As for Carrie, I don't know where her narrative arc is headed, but I don't believe for a minute that Showtime will allow "Homeland" to sideline its lead, Emmy-winning actress. That said, it was interesting to watch a fresh female face, Farah(?), make a bid to fill the role of Saul's protegee. I liked the way the show introduced her, with no explanation - just the long tracking shot of a young woman in a head scarf entering the CIA, uncomfortably aware of the less-than-friendly stares of passersby, until she presents her credentials. Things get off to a rough start between her and Saul, with an ugly and uncharacteristic, frankly rather unbelievable bit of anti-Muslim bigotry from the latter that brings tears to the girl's eyes. But she ultimately proves her mettle, with a little assist from Peter Quinn's brand of persuasion. I'm looking forward to seeing her character further developed.

Random observations:

-Crazy credits are back! With a few changes. Most significantly, instead of Carrie's quivery "I missed something once - I can't, I won't let it happen again," we get “I'm not the one who got it wrong. I'm the only one who got it right!” I hope this isn't a portent of Carrie's trajectory, as I'm not sure I can take an entire season of wild-eyed, furiously self-righteous Carrie.

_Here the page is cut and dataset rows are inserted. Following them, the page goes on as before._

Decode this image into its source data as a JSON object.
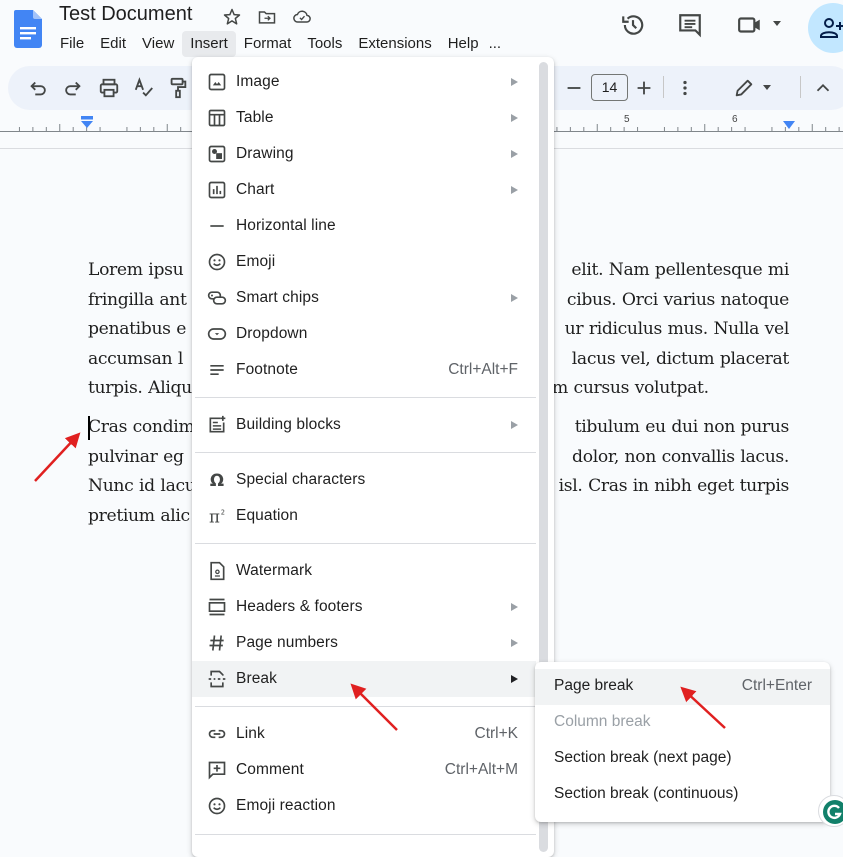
{
  "app": {
    "title": "Test Document",
    "menus": [
      "File",
      "Edit",
      "View",
      "Insert",
      "Format",
      "Tools",
      "Extensions",
      "Help",
      "..."
    ],
    "active_menu": "Insert",
    "accent": "#1a73e8"
  },
  "toolbar": {
    "font_size": "14"
  },
  "ruler": {
    "numbers": [
      "5",
      "6"
    ]
  },
  "document": {
    "paragraphs": [
      "Lorem ipsum dolor sit amet, consectetur adipiscing elit. Nam pellentesque mi fringilla ante ultricies, at faucibus. Orci varius natoque penatibus et magnis dis parturient montes, nascetur ridiculus mus. Nulla vel accumsan ligula. Pellentesque sed lacus vel, dictum placerat turpis. Aliquam sit amet diam cursus volutpat.",
      "Cras condimentum sem vitae sem vestibulum eu dui non purus pulvinar egestas. Sed vehicula dolor, non convallis lacus. Nunc id lacus vitae eros pulvinar nisl. Cras in nibh eget turpis pretium aliquam."
    ],
    "visible_fragments": {
      "p1": [
        {
          "left": "Lorem ipsu",
          "right": "elit. Nam pellentesque mi"
        },
        {
          "left": "fringilla ant",
          "right": "cibus. Orci varius natoque"
        },
        {
          "left": "penatibus e",
          "right": "ur ridiculus mus. Nulla vel"
        },
        {
          "left": "accumsan l",
          "right": "lacus vel, dictum placerat"
        },
        {
          "left": "turpis. Aliqu",
          "right": "m cursus volutpat."
        }
      ],
      "p2": [
        {
          "left": "Cras condim",
          "right": "tibulum eu dui non purus"
        },
        {
          "left": "pulvinar eg",
          "right": "dolor, non convallis lacus."
        },
        {
          "left": "Nunc id lacu",
          "right": "isl. Cras in nibh eget turpis"
        },
        {
          "left": "pretium alic",
          "right": ""
        }
      ]
    }
  },
  "insert_menu": {
    "items": [
      {
        "label": "Image",
        "icon": "image-icon",
        "submenu": true
      },
      {
        "label": "Table",
        "icon": "table-icon",
        "submenu": true
      },
      {
        "label": "Drawing",
        "icon": "drawing-icon",
        "submenu": true
      },
      {
        "label": "Chart",
        "icon": "chart-icon",
        "submenu": true
      },
      {
        "label": "Horizontal line",
        "icon": "horizontal-line-icon",
        "submenu": false
      },
      {
        "label": "Emoji",
        "icon": "emoji-icon",
        "submenu": false
      },
      {
        "label": "Smart chips",
        "icon": "smart-chips-icon",
        "submenu": true
      },
      {
        "label": "Dropdown",
        "icon": "dropdown-icon",
        "submenu": false
      },
      {
        "label": "Footnote",
        "icon": "footnote-icon",
        "shortcut": "Ctrl+Alt+F"
      },
      {
        "label": "Building blocks",
        "icon": "building-blocks-icon",
        "submenu": true
      },
      {
        "label": "Special characters",
        "icon": "omega-icon",
        "submenu": false
      },
      {
        "label": "Equation",
        "icon": "pi-icon",
        "submenu": false
      },
      {
        "label": "Watermark",
        "icon": "watermark-icon",
        "submenu": false
      },
      {
        "label": "Headers & footers",
        "icon": "headers-footers-icon",
        "submenu": true
      },
      {
        "label": "Page numbers",
        "icon": "hash-icon",
        "submenu": true
      },
      {
        "label": "Break",
        "icon": "break-icon",
        "submenu": true,
        "highlighted": true
      },
      {
        "label": "Link",
        "icon": "link-icon",
        "shortcut": "Ctrl+K"
      },
      {
        "label": "Comment",
        "icon": "comment-add-icon",
        "shortcut": "Ctrl+Alt+M"
      },
      {
        "label": "Emoji reaction",
        "icon": "emoji-reaction-icon",
        "submenu": false
      }
    ]
  },
  "break_submenu": {
    "items": [
      {
        "label": "Page break",
        "shortcut": "Ctrl+Enter",
        "highlighted": true
      },
      {
        "label": "Column break",
        "disabled": true
      },
      {
        "label": "Section break (next page)"
      },
      {
        "label": "Section break (continuous)"
      }
    ]
  }
}
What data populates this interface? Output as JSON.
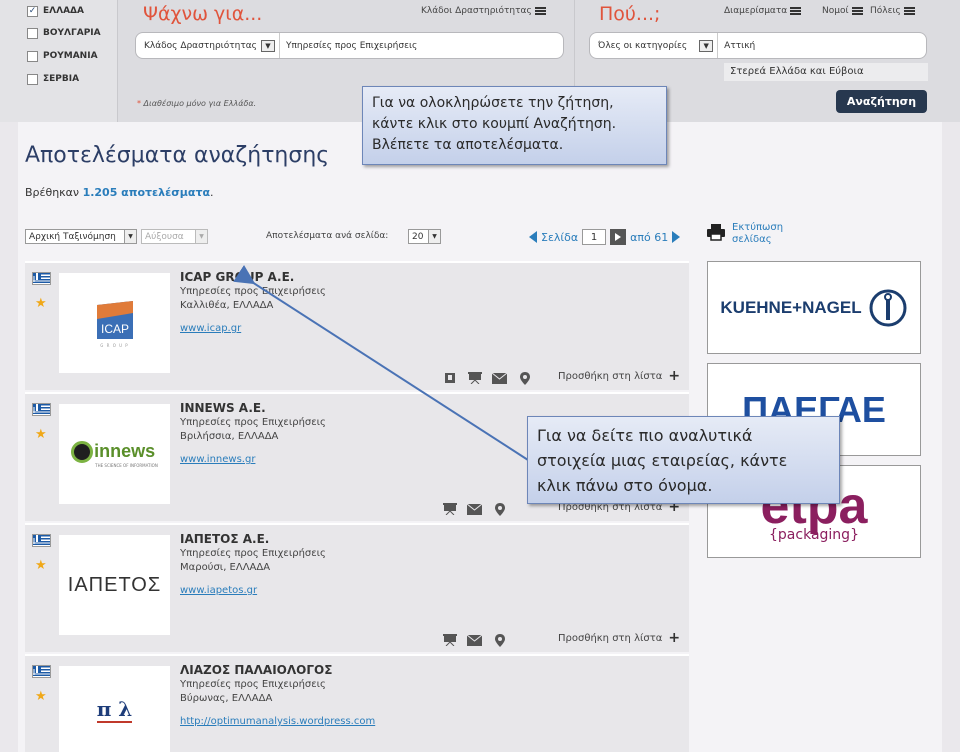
{
  "countries": [
    "ΕΛΛΑΔΑ",
    "ΒΟΥΛΓΑΡΙΑ",
    "ΡΟΥΜΑΝΙΑ",
    "ΣΕΡΒΙΑ"
  ],
  "search": {
    "title_what": "Ψάχνω για...",
    "title_where": "Πού...;",
    "nav_sectors": "Κλάδοι Δραστηριότητας",
    "nav_depts": "Διαμερίσματα",
    "nav_prefectures": "Νομοί",
    "nav_cities": "Πόλεις",
    "field_label": "Κλάδος Δραστηριότητας",
    "field_value": "Υπηρεσίες προς Επιχειρήσεις",
    "category_label": "Όλες οι κατηγορίες",
    "location_value": "Αττική",
    "suggestion": "Στερεά Ελλάδα και Εύβοια",
    "note": "Διαθέσιμο μόνο για Ελλάδα.",
    "button": "Αναζήτηση"
  },
  "results_page": {
    "title": "Αποτελέσματα αναζήτησης",
    "found_prefix": "Βρέθηκαν",
    "found_count": "1.205 αποτελέσματα",
    "found_suffix": ".",
    "sort_value": "Αρχική Ταξινόμηση",
    "order_value": "Αύξουσα",
    "per_page_label": "Αποτελέσματα ανά σελίδα:",
    "per_page_value": "20",
    "page_label": "Σελίδα",
    "page_value": "1",
    "page_of": "από 61",
    "print_label_1": "Εκτύπωση",
    "print_label_2": "σελίδας",
    "add_to_list": "Προσθήκη στη λίστα"
  },
  "results": [
    {
      "name": "ICAP GROUP A.E.",
      "category": "Υπηρεσίες προς Επιχειρήσεις",
      "location": "Καλλιθέα, ΕΛΛΑΔΑ",
      "url": "www.icap.gr",
      "logo_text": "ICAP",
      "logo_sub": "G R O U P"
    },
    {
      "name": "INNEWS A.E.",
      "category": "Υπηρεσίες προς Επιχειρήσεις",
      "location": "Βριλήσσια, ΕΛΛΑΔΑ",
      "url": "www.innews.gr",
      "logo_text": "innews",
      "logo_sub": "THE SCIENCE OF INFORMATION"
    },
    {
      "name": "ΙΑΠΕΤΟΣ Α.Ε.",
      "category": "Υπηρεσίες προς Επιχειρήσεις",
      "location": "Μαρούσι, ΕΛΛΑΔΑ",
      "url": "www.iapetos.gr",
      "logo_text": "ΙΑΠΕΤΟΣ"
    },
    {
      "name": "ΛΙΑΖΟΣ ΠΑΛΑΙΟΛΟΓΟΣ",
      "category": "Υπηρεσίες προς Επιχειρήσεις",
      "location": "Βύρωνας, ΕΛΛΑΔΑ",
      "url": "http://optimumanalysis.wordpress.com",
      "logo_text": "π λ"
    }
  ],
  "ads": [
    {
      "text": "KUEHNE+NAGEL"
    },
    {
      "text": "ΠΑΕΓΑΕ"
    },
    {
      "text": "etpa",
      "sub": "{packaging}"
    }
  ],
  "callouts": {
    "top": [
      "Για να ολοκληρώσετε την ζήτηση,",
      "κάντε κλικ στο κουμπί Αναζήτηση.",
      "Βλέπετε τα αποτελέσματα."
    ],
    "bottom": [
      "Για να δείτε πιο αναλυτικά",
      "στοιχεία μιας εταιρείας, κάντε",
      "κλικ πάνω στο όνομα."
    ]
  },
  "colors": {
    "accent": "#e0543c",
    "link": "#2a7dbb",
    "button": "#27384f",
    "heading": "#2c3e66"
  }
}
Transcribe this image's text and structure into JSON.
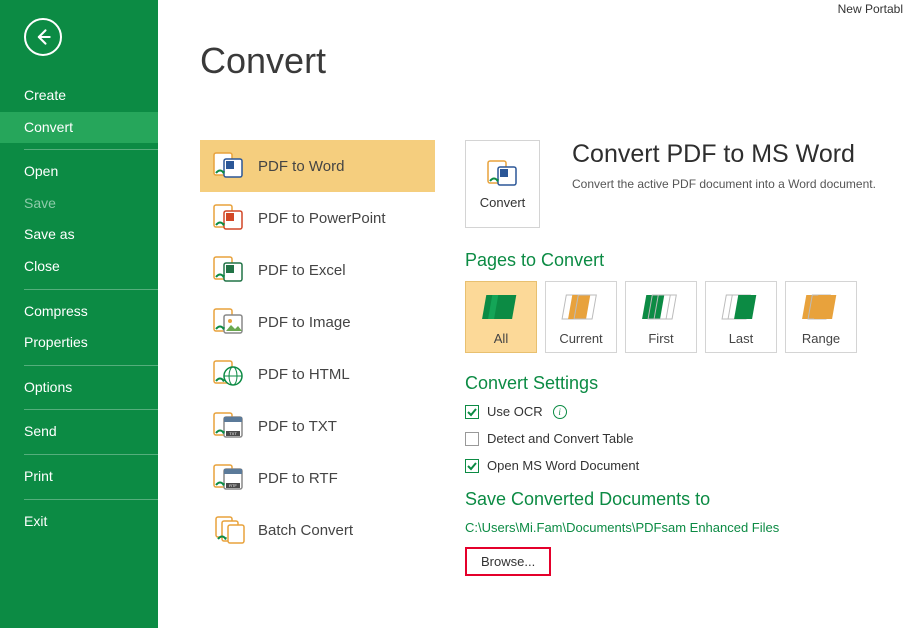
{
  "window_title": "New Portabl",
  "sidebar": {
    "items": [
      {
        "label": "Create"
      },
      {
        "label": "Convert",
        "selected": true
      },
      {
        "label": "Open"
      },
      {
        "label": "Save",
        "disabled": true
      },
      {
        "label": "Save as"
      },
      {
        "label": "Close"
      },
      {
        "label": "Compress"
      },
      {
        "label": "Properties"
      },
      {
        "label": "Options"
      },
      {
        "label": "Send"
      },
      {
        "label": "Print"
      },
      {
        "label": "Exit"
      }
    ]
  },
  "page_title": "Convert",
  "convert_list": [
    {
      "label": "PDF to Word",
      "selected": true,
      "icon": "word"
    },
    {
      "label": "PDF to PowerPoint",
      "icon": "ppt"
    },
    {
      "label": "PDF to Excel",
      "icon": "excel"
    },
    {
      "label": "PDF to Image",
      "icon": "image"
    },
    {
      "label": "PDF to HTML",
      "icon": "html"
    },
    {
      "label": "PDF to TXT",
      "icon": "txt"
    },
    {
      "label": "PDF to RTF",
      "icon": "rtf"
    },
    {
      "label": "Batch Convert",
      "icon": "batch"
    }
  ],
  "detail": {
    "convert_btn": "Convert",
    "title": "Convert PDF to MS Word",
    "desc": "Convert the active PDF document into a Word document.",
    "pages_heading": "Pages to Convert",
    "page_options": [
      {
        "label": "All",
        "selected": true,
        "color": "green"
      },
      {
        "label": "Current",
        "color": "orange"
      },
      {
        "label": "First",
        "color": "green"
      },
      {
        "label": "Last",
        "color": "green"
      },
      {
        "label": "Range",
        "color": "orange"
      }
    ],
    "settings_heading": "Convert Settings",
    "checkboxes": [
      {
        "label": "Use OCR",
        "checked": true,
        "info": true
      },
      {
        "label": "Detect and Convert Table",
        "checked": false
      },
      {
        "label": "Open MS Word Document",
        "checked": true
      }
    ],
    "save_heading": "Save Converted Documents to",
    "save_path": "C:\\Users\\Mi.Fam\\Documents\\PDFsam Enhanced Files",
    "browse_label": "Browse..."
  }
}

-Not sure what to make of Dana's folding herself on to dad's prayer rug. It wasn't quite an obeisance. Felt more like her trying to find some clue, any clue, to what could have turned her father, belying her assurances that she's moved on.

-Is there any significance to Saul telling Farah to keep her discovery of the "missing" transaction fees between themselves? Only if you're a Saul-is-evil conspiracy theorist.

-Line of the week: "I'm FUCKING zen!"